The other three children had different mothers and the genomes were not studied in detail.
However, it is likely that they were all part of the same cultural group, possibly agricultural immigrants entering an area dominated by hunter gatherers.
When they were in the cave, the victims were then subjected to further attacks with blunt force instruments, some continued after their death
During the time that the victims were alive, agricultural and agricultural societies began to develop and researchers think the victims were immigrants who started farming.
The researchers suggest that the attackers may have been local hunter-gatherers or another group of migrant farmers.
If they were migrants, the attack could have been fueled by a land dispute over agricultural space.
However, if they were locals, the researchers suggest that they might have seen migrants as intruders in their foraging grounds.
Location of the site and the two adjacent northeastern Spanish provinces of Huesca and Lérida (Lleida) on a topographical map of the Pyrenees (map: ArGIS 10, licensed from the University of Valladolid
The team says that the extraordinary significance of this violent conflict is early evidence of intentional violence in the neolithic period.
It dates the first events of collective violence against a group in the final phase of the first agricultural cultures in Central Europe at the end of the 5th millennium BC.
“This was a phase of turmoil and change,” the authors say.
An unusual feature of this violence is the remote geographical location of the site, away from the early Neolithic migration routes on the Iberian Peninsula, which are located on the coast or along the Ebro Valley.
Another author on the paper, Joe Ignacio Royo, a local expert, said he would not go that far to call it a ritual murder.
“It looks like they were wounded with arrows near the cave, and later included in it,” he said The Olive Press.
In the cave, the victims were subjected to “cruel assaults even after death.”
The attacks were so violent that he described them as a sort of “second execution, a murderous frenzy.”
The research is published in the journal Nature Scientific reports.
WHAT WE KNOW ABOUT THE HISTORY OF THE STONE AGE?
The Stone Age is a period in human prehistory that is distinguished by the original development of stone tools that covers more than 95 percent of human technological prehistory.
It begins with the earliest known use of stone tools by hominids, ancient ancestors of humans, during the Old Stone Age – which began around 3.3 million years ago.
Between about 400,000 and 200,000 years ago, the pace of innovation in stone technology began to accelerate very slightly, a period known as the Middle Stone Age.
At the start of this time, handaxes were made with outstanding craftsmanship.
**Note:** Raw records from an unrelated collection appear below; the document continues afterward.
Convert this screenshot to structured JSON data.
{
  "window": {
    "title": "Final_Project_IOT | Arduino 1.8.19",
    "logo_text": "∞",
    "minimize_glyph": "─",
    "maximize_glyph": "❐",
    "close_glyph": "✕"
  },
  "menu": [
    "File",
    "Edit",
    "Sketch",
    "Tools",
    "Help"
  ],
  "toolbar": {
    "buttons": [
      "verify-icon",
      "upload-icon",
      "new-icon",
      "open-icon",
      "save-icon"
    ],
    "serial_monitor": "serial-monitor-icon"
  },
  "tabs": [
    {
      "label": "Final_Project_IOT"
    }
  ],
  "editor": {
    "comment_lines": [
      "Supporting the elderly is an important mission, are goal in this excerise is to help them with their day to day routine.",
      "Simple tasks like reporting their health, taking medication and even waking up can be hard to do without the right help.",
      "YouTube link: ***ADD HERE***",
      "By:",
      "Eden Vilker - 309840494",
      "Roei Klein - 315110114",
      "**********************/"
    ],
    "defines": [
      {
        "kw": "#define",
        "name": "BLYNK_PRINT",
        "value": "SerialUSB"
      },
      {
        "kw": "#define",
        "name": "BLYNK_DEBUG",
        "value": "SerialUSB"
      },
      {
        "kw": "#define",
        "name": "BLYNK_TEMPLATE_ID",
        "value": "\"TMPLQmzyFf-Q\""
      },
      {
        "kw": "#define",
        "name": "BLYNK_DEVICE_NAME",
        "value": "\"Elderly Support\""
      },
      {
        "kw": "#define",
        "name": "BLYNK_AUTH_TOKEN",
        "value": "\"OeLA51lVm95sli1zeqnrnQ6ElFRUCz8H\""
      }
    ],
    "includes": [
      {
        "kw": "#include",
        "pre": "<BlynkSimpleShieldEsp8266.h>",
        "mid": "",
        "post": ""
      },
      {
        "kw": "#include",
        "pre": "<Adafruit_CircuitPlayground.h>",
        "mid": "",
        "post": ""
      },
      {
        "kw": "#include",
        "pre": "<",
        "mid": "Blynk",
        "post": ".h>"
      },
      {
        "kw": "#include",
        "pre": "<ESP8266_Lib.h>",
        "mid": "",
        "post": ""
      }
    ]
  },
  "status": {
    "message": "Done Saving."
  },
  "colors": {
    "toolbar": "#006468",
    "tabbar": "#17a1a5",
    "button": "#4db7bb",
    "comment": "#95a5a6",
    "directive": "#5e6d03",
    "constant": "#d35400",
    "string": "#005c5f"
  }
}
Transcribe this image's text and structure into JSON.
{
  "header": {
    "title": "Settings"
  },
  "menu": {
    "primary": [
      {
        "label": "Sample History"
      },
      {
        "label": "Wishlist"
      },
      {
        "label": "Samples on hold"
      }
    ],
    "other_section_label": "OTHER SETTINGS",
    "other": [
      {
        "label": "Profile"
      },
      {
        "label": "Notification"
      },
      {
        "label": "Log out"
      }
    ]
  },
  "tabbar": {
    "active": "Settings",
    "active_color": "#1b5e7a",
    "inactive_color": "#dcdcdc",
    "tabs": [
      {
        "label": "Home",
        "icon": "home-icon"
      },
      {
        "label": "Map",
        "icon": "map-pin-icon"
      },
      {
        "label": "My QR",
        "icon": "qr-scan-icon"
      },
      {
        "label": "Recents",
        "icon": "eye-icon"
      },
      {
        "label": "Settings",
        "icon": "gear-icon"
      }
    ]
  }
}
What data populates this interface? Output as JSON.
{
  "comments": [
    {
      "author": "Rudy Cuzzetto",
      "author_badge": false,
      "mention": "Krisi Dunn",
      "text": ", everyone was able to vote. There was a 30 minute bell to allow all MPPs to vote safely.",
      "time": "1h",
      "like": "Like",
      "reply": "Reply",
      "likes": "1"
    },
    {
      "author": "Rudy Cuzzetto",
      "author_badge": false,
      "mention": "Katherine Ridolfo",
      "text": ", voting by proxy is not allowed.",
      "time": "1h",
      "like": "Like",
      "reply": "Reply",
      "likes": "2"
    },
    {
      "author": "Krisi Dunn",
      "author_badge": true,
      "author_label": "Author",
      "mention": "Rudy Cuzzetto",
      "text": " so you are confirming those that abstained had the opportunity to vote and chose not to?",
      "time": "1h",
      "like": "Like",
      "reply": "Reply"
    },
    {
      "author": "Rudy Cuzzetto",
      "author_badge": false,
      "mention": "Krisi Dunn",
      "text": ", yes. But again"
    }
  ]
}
This eventually made way for smaller, more diverse toolkits, with an emphasis on flake tools instead of larger core tools.
The Stone Age is a period in human prehistory that is distinguished by the original development of stone tools that covers more than 95 percent of human technological prehistory. This image shows neolithic jadeite axes from the Museum of Toulouse
These toolkits have been set up in at least 285,000 years in some parts of Africa and 250,000 to 200,000 years in Europe and parts of West Asia. These toolkits last until at least 50,000 to 28,000 years ago.
During the later stone age the pace of innovations increased and the craftsmanship increased.
Groups of Homo sapiens experimented with various raw materials, including bone, ivory and antlers, as well as stone.
The period, between 50,000 and 39,000 years ago, is also associated with the advent of modern human behavior in Africa.
Different groups sought their own distinctive cultural identity and adopted their own way of making things.
Later peoples from the Stone Age and their technologies spread from Africa over the next thousand years.